Turn canceled conferences into private networking opportunities.
Since the pandemic began, many conferences and other large gatherings have been canceled, but even in their absence, you can use them as a way to meet people. Take a look at the conferences scheduled for earlier in the year along with those that would have been coming up. Identify participants who were supposed to attend or speak or who came in prior years. (If you don’t have the list, you can often email conference organizers and ask for it.)

Choose five to 10 people you’d like to connect with, and find something you have in common that might make them interested in meeting you (for instance, you’re both involved in robotics research, or you’re alumni of the same university). You can email them or send a message on LinkedIn saying something like, “We were both planning to attend [conference] this year. I had been hoping to meet you there, because I saw that we’re both involved in robotics research and I thought it might be interesting to chat. Since the event was canceled and we’re all grounded for the moment, I thought I’d reach out virtually instead. Let me know if you’d like to meet for a coffee over Zoom.”

One of Alisa’s clients, the CEO of a media company, employed this strategy. After a major conference he was planning to attend got canceled, he reached out to some of the people he had wanted to meet there and convened a virtual cocktail party. He developed relationships with interesting new contacts and was invited to speak at a future event.

Rethink geographic boundaries.
Before the world went remote, most professionals’ standard networking impulse was to focus on the people around them. We experienced this ourselves as hosts of regular dinner gatherings in New York City. When creating guest lists, we’d think about local colleagues and would tell out-of-town contacts to “let us know when you’re going to be in New York.” Now those boundaries have receded, and as we’ve shifted to virtual cocktail gatherings, we’ve realized that we’re free to invite people from around the world with whom we wouldn’t have previously been able to connect. During one recent Zoom networking event we brought together colleagues from Boston, New York, Minneapolis, San Francisco, and Austin.

We’ve noticed that our corporate coaching clients are applying the same principles and similarly taking a more expansive view.
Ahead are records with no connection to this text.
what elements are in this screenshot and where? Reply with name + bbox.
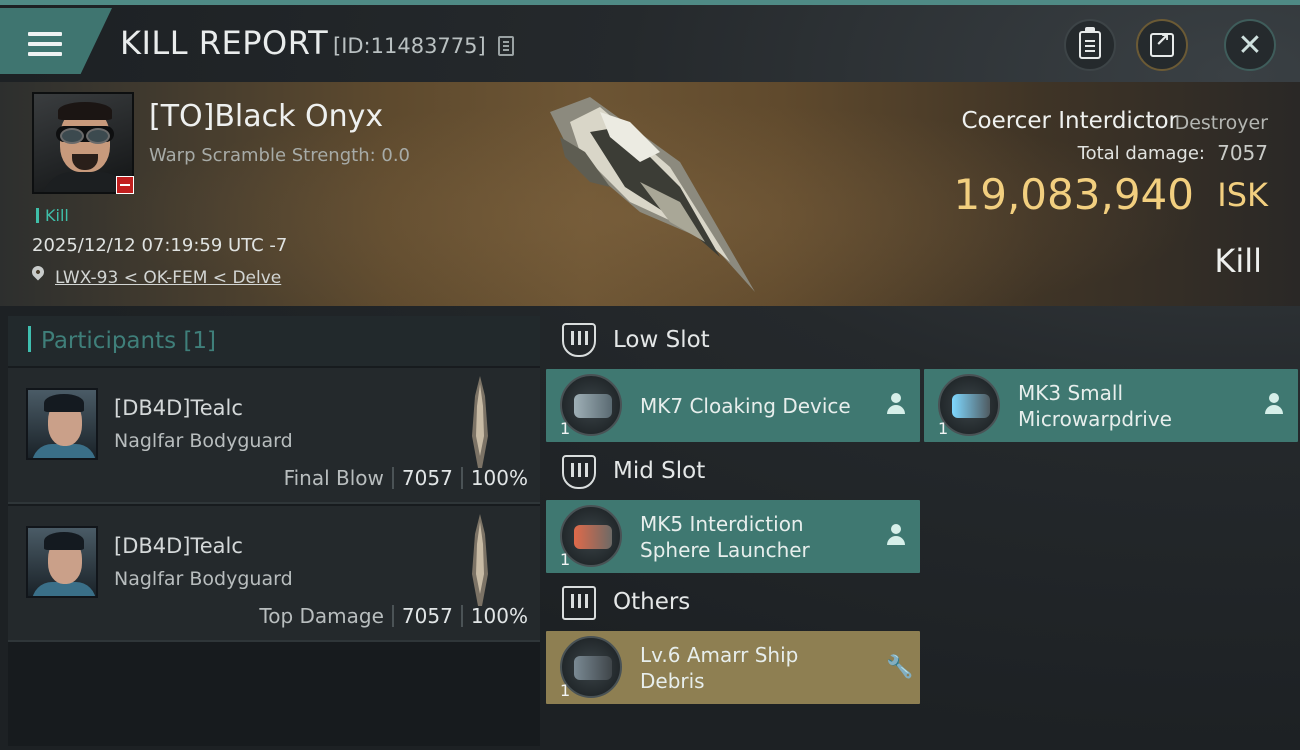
participant-stats: Final Blow 7057 100%	[284, 466, 528, 490]
item-quantity: 1	[938, 419, 949, 438]
item-name-line1: MK3 Small	[1018, 381, 1123, 405]
item-cloaking-device[interactable]: 1 MK7 Cloaking Device	[546, 369, 920, 442]
kill-datetime: 2025/12/12 07:19:59 UTC -7	[32, 235, 288, 256]
share-button[interactable]	[1136, 19, 1188, 71]
participant-percent: 100%	[470, 604, 528, 628]
close-button[interactable]: ✕	[1224, 19, 1276, 71]
participant-stats: Top Damage 7057 100%	[259, 604, 528, 628]
item-name-line1: Lv.6 Amarr Ship	[640, 643, 799, 667]
total-damage-label: Total damage:	[1077, 143, 1205, 164]
clipboard-button[interactable]	[1064, 19, 1116, 71]
warp-scramble-strength: Warp Scramble Strength: 0.0	[149, 145, 411, 166]
person-icon[interactable]	[886, 524, 906, 548]
item-ship-debris[interactable]: 1 Lv.6 Amarr Ship Debris 🔧	[546, 631, 920, 704]
share-icon	[1150, 30, 1174, 57]
item-quantity: 1	[560, 681, 571, 700]
clipboard-icon	[1079, 27, 1101, 59]
item-name-line2: Sphere Launcher	[640, 538, 810, 562]
outcome-label: Kill	[1214, 242, 1262, 280]
participant-name: [DB4D]Tealc	[114, 396, 243, 420]
item-quantity: 1	[560, 419, 571, 438]
participant-ship: Naglfar Bodyguard	[114, 568, 293, 590]
close-icon: ✕	[1237, 27, 1263, 63]
ship-image	[550, 97, 755, 292]
isk-value: 19,083,940	[953, 170, 1194, 219]
victim-name[interactable]: [TO]Black Onyx	[149, 99, 383, 134]
minus-badge-icon	[116, 176, 134, 194]
others-box-icon	[562, 586, 596, 620]
page-title: KILL REPORT	[120, 24, 329, 62]
participant-row[interactable]: [DB4D]Tealc Naglfar Bodyguard Final Blow…	[8, 368, 540, 504]
participant-damage: 7057	[401, 466, 453, 490]
participant-role: Final Blow	[283, 466, 384, 490]
ship-class: Destroyer	[1174, 112, 1268, 134]
participant-percent: 100%	[470, 466, 528, 490]
participant-ship-image	[472, 376, 488, 468]
participants-title[interactable]: Participants [1]	[28, 326, 216, 354]
participant-avatar[interactable]	[26, 388, 98, 460]
participant-avatar[interactable]	[26, 526, 98, 598]
item-name-line1: MK5 Interdiction	[640, 512, 804, 536]
item-quantity: 1	[560, 550, 571, 569]
others-label: Others	[613, 589, 691, 615]
top-accent-line	[0, 0, 1300, 5]
kill-tag: Kill	[36, 206, 69, 225]
mid-slot-icon	[562, 455, 596, 489]
item-name: MK7 Cloaking Device	[640, 394, 851, 418]
low-slot-icon	[562, 323, 596, 357]
wrench-icon[interactable]: 🔧	[886, 655, 913, 680]
hamburger-icon	[28, 32, 62, 62]
item-microwarpdrive[interactable]: 1 MK3 Small Microwarpdrive	[924, 369, 1298, 442]
item-name-line2: Debris	[640, 669, 705, 693]
participant-ship: Naglfar Bodyguard	[114, 430, 293, 452]
participant-ship-image	[472, 514, 488, 606]
isk-unit: ISK	[1217, 176, 1268, 214]
low-slot-label: Low Slot	[613, 327, 710, 353]
item-name-line2: Microwarpdrive	[1018, 407, 1172, 431]
participant-row[interactable]: [DB4D]Tealc Naglfar Bodyguard Top Damage…	[8, 506, 540, 642]
participant-role: Top Damage	[259, 604, 384, 628]
participant-damage: 7057	[401, 604, 453, 628]
report-id: [ID:11483775]	[333, 34, 486, 58]
mid-slot-label: Mid Slot	[613, 458, 706, 484]
location-link[interactable]: LWX-93 < OK-FEM < Delve	[55, 268, 281, 288]
person-icon[interactable]	[1264, 393, 1284, 417]
person-icon[interactable]	[886, 393, 906, 417]
copy-icon[interactable]	[498, 36, 514, 56]
ship-name[interactable]: Coercer Interdictor	[961, 108, 1178, 134]
total-damage-value: 7057	[1217, 141, 1268, 165]
participant-name: [DB4D]Tealc	[114, 534, 243, 558]
item-interdiction-sphere-launcher[interactable]: 1 MK5 Interdiction Sphere Launcher	[546, 500, 920, 573]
In the past, they might not have invited colleagues from different geographic regions to participate in a meeting if everyone else attending was in the same office. Now that so many of us are remote, they’re more comfortable inviting colleagues regardless of where they’re located.
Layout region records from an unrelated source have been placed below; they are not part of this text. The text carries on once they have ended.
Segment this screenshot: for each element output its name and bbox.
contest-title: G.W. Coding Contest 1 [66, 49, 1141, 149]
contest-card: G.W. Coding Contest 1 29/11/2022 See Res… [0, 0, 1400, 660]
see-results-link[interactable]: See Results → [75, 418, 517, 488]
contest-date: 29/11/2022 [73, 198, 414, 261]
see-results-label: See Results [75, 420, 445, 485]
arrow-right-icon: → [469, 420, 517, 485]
Invite senior leaders to your online working group meetings.
The current crisis has raised a host of new issues for business leaders to consider, whether it’s the future of your industry, how your company is responding to particular challenges (from supply chain to marketing to employee engagement), or the future of global work. This presents a unique opportunity for you to proactively convene an informal working group to discuss these issues. In some corporate cultures, you can simply invite a few people and have it grow from there. In others, it may be important to check in with your manager first.

After gathering a group of peers a few times and establishing that the conversations are valuable, you can, where appropriate in your corporate culture, reach out to senior leaders and invite them to join a session, as either a participant or a guest speaker. A drop-by from a high-level leader may have been difficult, if not impossible, under normal circumstances — but with everyone working virtually (and the leader not traveling), a 15-minute appearance is often surprisingly easy to facilitate.
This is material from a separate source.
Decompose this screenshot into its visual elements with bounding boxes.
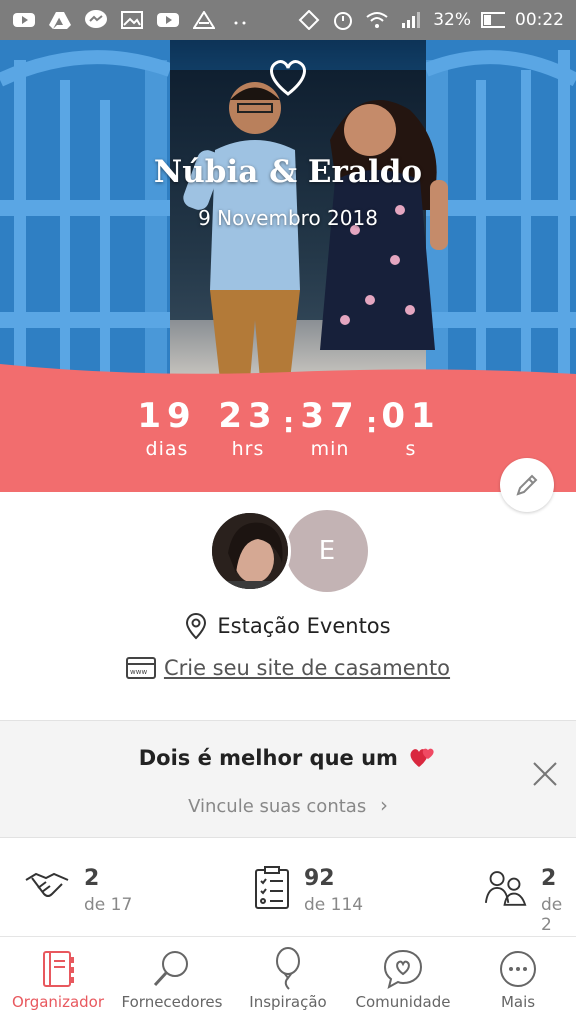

One of Alisa’s clients is the CHRO of the U.S. division of a Fortune 500 company. In the early days of the pandemic, she took the initiative to convene a regular call with her peers in other geographies. As the crisis has played out, she has invited multiple company leaders, including the global CEO, to take part. That got her onto his radar, and he now calls her personally to discuss how the various regions are doing.

Even though networking events have been canceled, there are many ways for you to build professional relationships. By employing these three strategies, you’ll emerge even stronger once in-person events start up again.